La chose n’a rien d’étonnant pour quiconque jette un coup d’oeil du côté des indicateurs de pauvreté. En effet, selon la Mesure du panier de consommation (MPC), qui calcule le minimum nécessaire pour couvrir ses besoins de base afin de vivre en santé, une personne qui vit seule aurait eu besoin d’un revenu de 17 246 $ en 2013. Or, une personne jugée apte à l’emploi et vivant de l’aide sociale se retrouvait cette année-là avec un revenu total de seulement 8444 $, soit à peine la moitié du montant correspondant à la MPC. Et même en travaillant à temps plein au salaire minimum (35 heures par semaine), une personne vivant seule touchait, toujours en 2013, un revenu annuel de 17 671 $, tout juste au-dessus de la MPC.

Voilà pourquoi un nombre effarant de personnes se trouve à payer plus de 30 % de son revenu, et parfois même plus de 50 %, pour se loger (voir l’encadré ci-dessous).

Lutte à la pauvreté et logement social

Le logement social est une heureuse réponse au manque à gagner des ménages en situation de pauvreté, puisqu’il vient réduire considérablement leur principale dépense : les frais de logement.

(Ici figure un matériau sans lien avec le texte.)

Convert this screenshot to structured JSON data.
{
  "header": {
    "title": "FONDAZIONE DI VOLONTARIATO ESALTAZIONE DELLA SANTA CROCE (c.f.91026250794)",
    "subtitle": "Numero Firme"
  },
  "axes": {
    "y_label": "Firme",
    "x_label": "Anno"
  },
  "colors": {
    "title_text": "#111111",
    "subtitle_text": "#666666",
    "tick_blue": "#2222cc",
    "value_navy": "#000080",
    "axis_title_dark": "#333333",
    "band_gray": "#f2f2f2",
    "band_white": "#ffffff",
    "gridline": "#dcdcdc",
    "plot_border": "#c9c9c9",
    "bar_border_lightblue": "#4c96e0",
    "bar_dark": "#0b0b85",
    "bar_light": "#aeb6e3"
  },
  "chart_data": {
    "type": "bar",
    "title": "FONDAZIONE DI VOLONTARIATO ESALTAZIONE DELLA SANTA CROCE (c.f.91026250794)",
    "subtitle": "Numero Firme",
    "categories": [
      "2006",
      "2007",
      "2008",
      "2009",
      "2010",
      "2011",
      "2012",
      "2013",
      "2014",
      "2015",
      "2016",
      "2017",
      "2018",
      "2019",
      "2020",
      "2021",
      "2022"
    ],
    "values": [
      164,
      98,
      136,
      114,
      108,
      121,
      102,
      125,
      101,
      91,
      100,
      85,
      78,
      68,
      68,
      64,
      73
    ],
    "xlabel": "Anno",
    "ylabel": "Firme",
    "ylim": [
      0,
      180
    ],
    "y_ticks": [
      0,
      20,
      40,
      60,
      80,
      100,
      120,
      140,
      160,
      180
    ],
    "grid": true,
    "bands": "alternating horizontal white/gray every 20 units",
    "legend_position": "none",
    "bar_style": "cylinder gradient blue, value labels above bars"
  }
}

Pour plusieurs, l’obtention d’un logement dans un HLM ou dans une coopérative d’habitation subventionnée marque un tournant majeur dans leur vie.

En payant un maximum de 25 % de leurs revenus pour le loyer (plus les frais d’électricité), et en économisant ainsi parfois jusqu’à quelques centaines de dollars, les personnes et les familles parviennent à mieux se nourrir et à se vêtir, à se déplacer plus facilement, à remplacer des meubles, à acheter l’ensemble des fournitures scolaires exigées, etc. Le logement social, c’est souvent le coup de pouce salutaire qui fait en sorte que les gens peuvent « sortir la tête de l’eau » ; peuvent enfin respirer et envisager une vie meilleure, en s’impliquant dans leur communauté ou en retournant aux études ou au travail.

Malheureusement, tant au Québec qu’au Canada, les politiques d’austérité budgétaires et de libéralisme économique mettent en péril l’avenir du logement social. Selon le FRAPRU, c’est 125 000 logements sociaux du Québec que compromet le gouvernement fédéral en ne s’engageant pas immédiatement à prolonger les subventions que ces logements reçoivent depuis des décennies. D’ici la fin de l’année, 5209 logements sociaux auront été privés de tout financement fédéral sur le sol québécois.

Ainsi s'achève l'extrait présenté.